Certaines compositions sont parfois inquiétantes mais offrant une certaine beauté, comme un trésor merveilleux que l’on découvre… sur une autre planète mystérieuse, dont on ne connaît pas encore les secrets. Je pense ici aux excellents ‘Under Stars’ I & II, à ‘The Secret Place’, sans oublier l’immense ‘Stars’ venant terminer le disque. Un titre comme ‘Matta’ devient quant à lui presque « descriptif », contextuel, retraçant l’ambiance lunaire, sans pour autant faire émerger une mélodie ou des harmonies précises.
D’autres plages se montrent véritablement lumineuse, comme ‘Drift’, ‘Deep Blue Day’ (que le film Trainspotting s’appropriera également) et le chef d’œuvre ‘An Ending (Ascent)’, irradiant le disque de son intensité et de sa magie. Une illumination musicale, une pluie d’étoiles. On retrouve également ce morceau dans le très beau film Traffic.
Outre ce contraste ténèbre/lumière, certains morceaux viennent apporter une tonalité autre. Je pense à ‘Silver Morning’, sonnant comme une pop relax et « spatiale », quasi Floydienne, tranchant avec tous les autres titres de l’album, de façon assez étrange. La légèreté de ‘Weightless’ et d’‘Always Returning’ va également dans ce sens.
On se demande parfois s’ils ne mettent pas en danger l’homogénéité de l’ensemble… mais je suis content que ces compos se soient immiscées dans ce disque, offrant un nouvel angle d’attaque pour évoquer l’univers céleste. De plus, le documentaire nous aide à mieux comprendre leur sens : ‘Silver Morning’ survient à un moment plus jovial et amusant ; ‘Always Returning’ revient comme un leitmotiv pour représenter notre planète bleue attachante, notre « chez nous ».
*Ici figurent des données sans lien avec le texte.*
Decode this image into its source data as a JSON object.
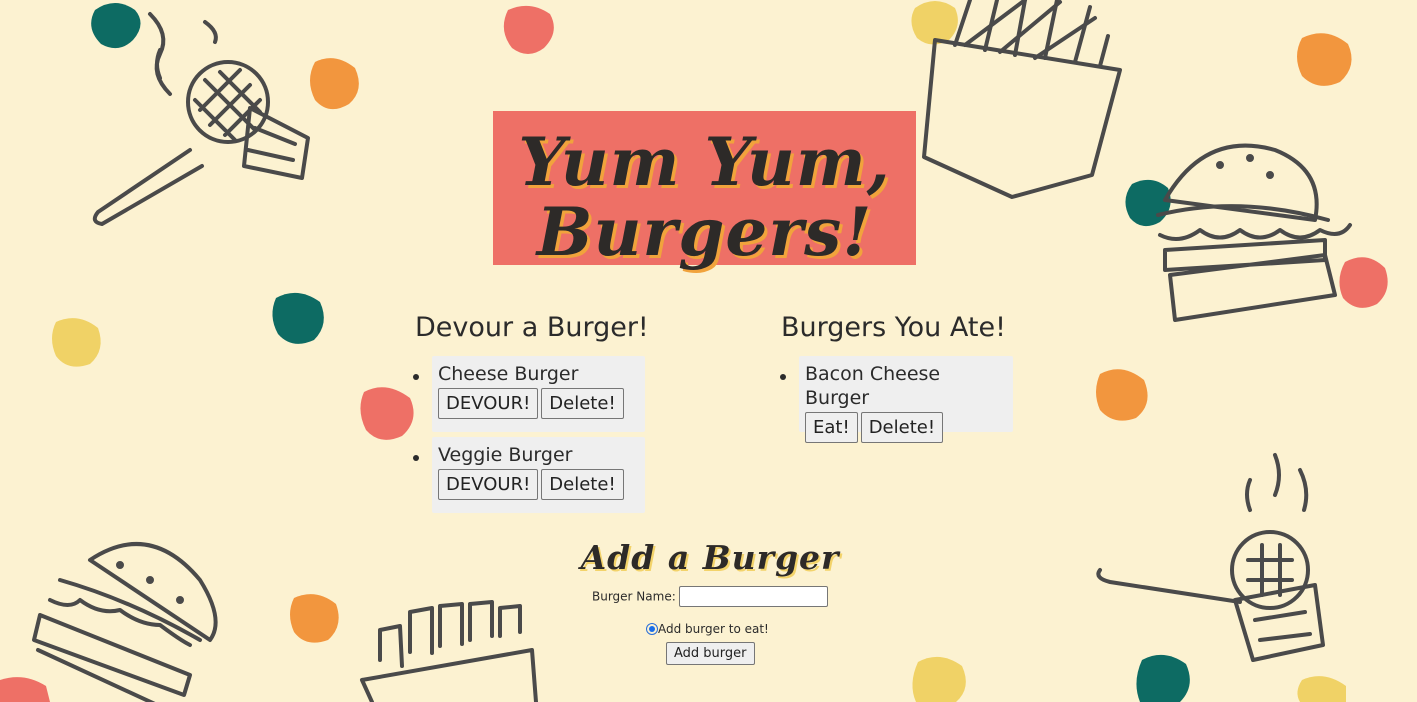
{
  "header": {
    "title_line1": "Yum Yum,",
    "title_line2": "Burgers!"
  },
  "devour": {
    "title": "Devour a Burger!",
    "items": [
      {
        "name": "Cheese Burger",
        "action_label": "DEVOUR!",
        "delete_label": "Delete!"
      },
      {
        "name": "Veggie Burger",
        "action_label": "DEVOUR!",
        "delete_label": "Delete!"
      }
    ]
  },
  "eaten": {
    "title": "Burgers You Ate!",
    "items": [
      {
        "name": "Bacon Cheese Burger",
        "action_label": "Eat!",
        "delete_label": "Delete!"
      }
    ]
  },
  "add_form": {
    "title": "Add a Burger",
    "name_label": "Burger Name:",
    "name_value": "",
    "radio_label": "Add burger to eat!",
    "radio_checked": true,
    "submit_label": "Add burger"
  },
  "colors": {
    "background": "#fcf2d1",
    "banner": "#ee7066",
    "accent_orange": "#f1a33c",
    "teal_blob": "#0d6b63",
    "yellow_blob": "#f0d266",
    "orange_blob": "#f2963e",
    "red_blob": "#ee7066",
    "sketch_stroke": "#4a4a4a"
  },
  "decorations": [
    "spatula-patty-icon",
    "fries-icon",
    "hamburger-icon",
    "paint-blob"
  ]
}
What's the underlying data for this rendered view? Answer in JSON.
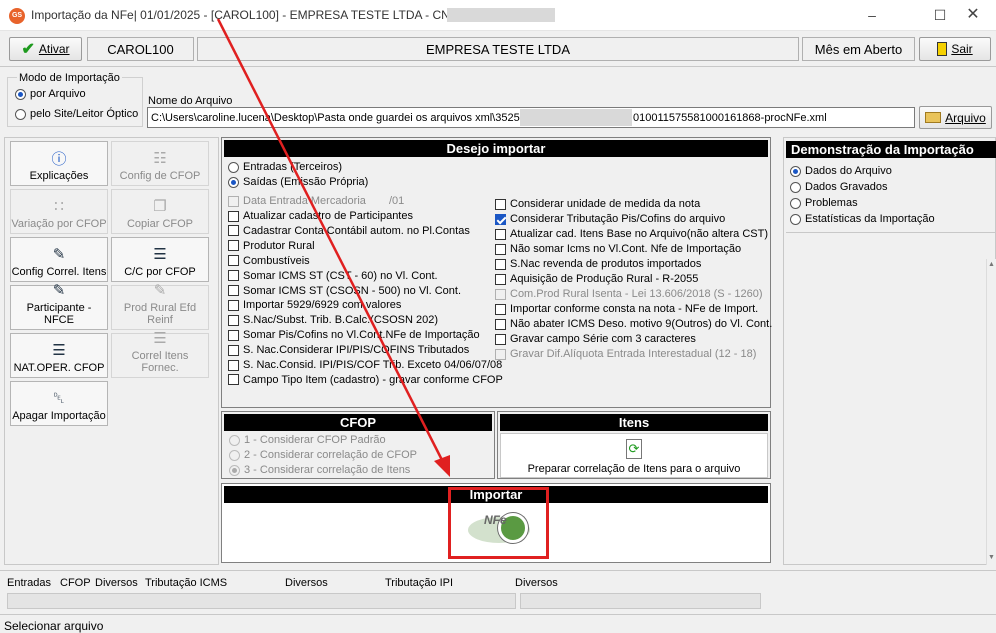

Pour ses différentes facettes, comme pour ses zones d’ombre, Apollo a beaucoup à partager. Il prône à la fois la dimension lugubre du dark ambient et la composante « topographique », ici dans l’espace. Il n’est donc pas si loin d’un On Land. Parfaitement maîtrisé sur le plan musical, et donc très évocateur sur le plan conceptuel, il reste un disque assez fort, aussi bien subjectivement qu’objectivement. Des moments magiques, faisant surgir en nous des tas de questions sans réponses, comme un trouble métaphysique un peu angoissant. Ce dernier n’en demeure pas moins lié à une véritable contemplation, révélant une rare beauté.